The burden then shifted to Garland to establish that a genuine issue of material fact existed, and since she would have had the burden of proof at trial on the dipositive issue whether the contractual term existed, she could not merely rely on allegations and denials to survive summary disposition. Quinto, 451 Mich. at 362. "[T]he court cannot make a contract for the parties when none exists." Zwiker, 340 Mich.App. at 477 (quotation marks and citation omitted). Accordingly, WMU was entitled to summary disposition on Garland's tuition-based and fee-based contract claims. Quinto, 451 Mich. at 362-363; see also MCR 2.116(G)(4) ("If the adverse party does not so respond, judgment, if appropriate, shall be entered against him or her."). The trial court erred by essentially reversing the relevant burdens in deciding the motion.
Garland also alleged three unjust enrichment claims based on tuition, fees, and room and board.

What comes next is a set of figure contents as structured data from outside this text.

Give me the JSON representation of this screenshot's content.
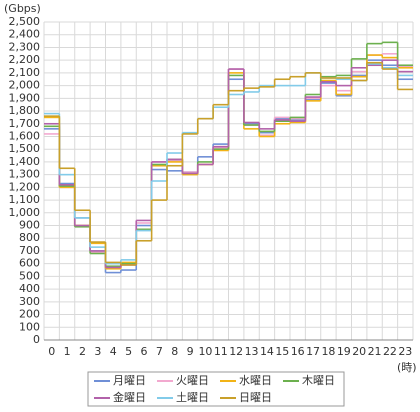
{
  "chart_data": {
    "type": "step",
    "y_unit": "(Gbps)",
    "x_unit": "(時)",
    "categories": [
      "0",
      "1",
      "2",
      "3",
      "4",
      "5",
      "6",
      "7",
      "8",
      "9",
      "10",
      "11",
      "12",
      "13",
      "14",
      "15",
      "16",
      "17",
      "18",
      "19",
      "20",
      "21",
      "22",
      "23"
    ],
    "ylim": [
      0,
      2500
    ],
    "yticks": [
      0,
      100,
      200,
      300,
      400,
      500,
      600,
      700,
      800,
      900,
      {
        "value": 1000,
        "label": "1,000"
      },
      {
        "value": 1100,
        "label": "1,100"
      },
      {
        "value": 1200,
        "label": "1,200"
      },
      {
        "value": 1300,
        "label": "1,300"
      },
      {
        "value": 1400,
        "label": "1,400"
      },
      {
        "value": 1500,
        "label": "1,500"
      },
      {
        "value": 1600,
        "label": "1,600"
      },
      {
        "value": 1700,
        "label": "1,700"
      },
      {
        "value": 1800,
        "label": "1,800"
      },
      {
        "value": 1900,
        "label": "1,900"
      },
      {
        "value": 2000,
        "label": "2,000"
      },
      {
        "value": 2100,
        "label": "2,100"
      },
      {
        "value": 2200,
        "label": "2,200"
      },
      {
        "value": 2300,
        "label": "2,300"
      },
      {
        "value": 2400,
        "label": "2,400"
      },
      {
        "value": 2500,
        "label": "2,500"
      }
    ],
    "grid": true,
    "legend": "bottom",
    "series": [
      {
        "name": "月曜日",
        "color": "#6f8fd6",
        "values": [
          1660,
          1230,
          960,
          700,
          530,
          550,
          900,
          1340,
          1330,
          1320,
          1440,
          1540,
          2050,
          1700,
          1630,
          1740,
          1730,
          1890,
          2020,
          1920,
          2080,
          2200,
          2160,
          2050
        ]
      },
      {
        "name": "火曜日",
        "color": "#f2a9cf",
        "values": [
          1620,
          1200,
          900,
          690,
          570,
          600,
          920,
          1400,
          1410,
          1320,
          1380,
          1510,
          2130,
          1690,
          1610,
          1750,
          1740,
          1900,
          2000,
          1960,
          2110,
          2240,
          2250,
          2150
        ]
      },
      {
        "name": "水曜日",
        "color": "#f2b316",
        "values": [
          1750,
          1200,
          900,
          760,
          560,
          610,
          870,
          1370,
          1400,
          1300,
          1380,
          1490,
          2100,
          1660,
          1600,
          1700,
          1710,
          1880,
          2040,
          1930,
          2070,
          2240,
          2220,
          2140
        ]
      },
      {
        "name": "木曜日",
        "color": "#6cb04e",
        "values": [
          1680,
          1210,
          890,
          680,
          580,
          600,
          870,
          1380,
          1420,
          1310,
          1400,
          1500,
          2080,
          1690,
          1640,
          1720,
          1750,
          1930,
          2070,
          2080,
          2210,
          2330,
          2340,
          2160
        ]
      },
      {
        "name": "金曜日",
        "color": "#b262aa",
        "values": [
          1700,
          1220,
          900,
          700,
          570,
          590,
          940,
          1400,
          1420,
          1310,
          1380,
          1520,
          2130,
          1710,
          1660,
          1730,
          1720,
          1910,
          2030,
          2000,
          2140,
          2160,
          2200,
          2110
        ]
      },
      {
        "name": "土曜日",
        "color": "#82cbe9",
        "values": [
          1780,
          1300,
          960,
          730,
          600,
          630,
          860,
          1250,
          1470,
          1630,
          1740,
          1830,
          1930,
          1950,
          2000,
          2000,
          2000,
          2100,
          2060,
          2050,
          2040,
          2170,
          2140,
          2080
        ]
      },
      {
        "name": "日曜日",
        "color": "#c9a02a",
        "values": [
          1760,
          1350,
          1020,
          770,
          610,
          590,
          780,
          1100,
          1370,
          1620,
          1740,
          1850,
          1960,
          1980,
          1990,
          2050,
          2070,
          2100,
          2060,
          2060,
          2040,
          2180,
          2130,
          1970
        ]
      }
    ]
  }
}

WMU argues that the trial court erred by denying its summary disposition motion on these claims as well. To sustain a claim that a contract should be implied in law to prevent unjust enrichment, a plaintiff must show: "(1) receipt of a benefit by the defendant from the plaintiff and (2) which benefit it is inequitable that the defendant retain." Dumas v Auto Club Ins Ass'n, 437 Mich. 521, 546; 473 N.W.2d 652 (1991) (opinion by RILEY, J.) (quotation marks and citation omitted).
However, because "[c]ourts may not imply a contract under an unjust-enrichment theory if there is an express agreement covering the same subject matter." Zwiker, 340 Mich.App. at 482. Here, the Financial Responsibility Agreement addressed the matters of tuition and fees, and the parties' agreement for room and board was addressed in the written housing contract. Therefore, WMU was also entitled to summary disposition on the three unjust enrichment claims, and the trial court erred by denying WMU's motion regarding these claims. Zwiker, 340 Mich.App. at 482.
We vacate the trial court's order denying WMU's motion for summary disposition, and we remand this matter to the Court of Claims for the entry of summary disposition in favor of WMU on all of Garland's claims, except for the room-and-board breach-of-contract claim. We do not retain jurisdiction. Defendant, having prevailed in full, is entitled to tax costs. MCR 7.219(A).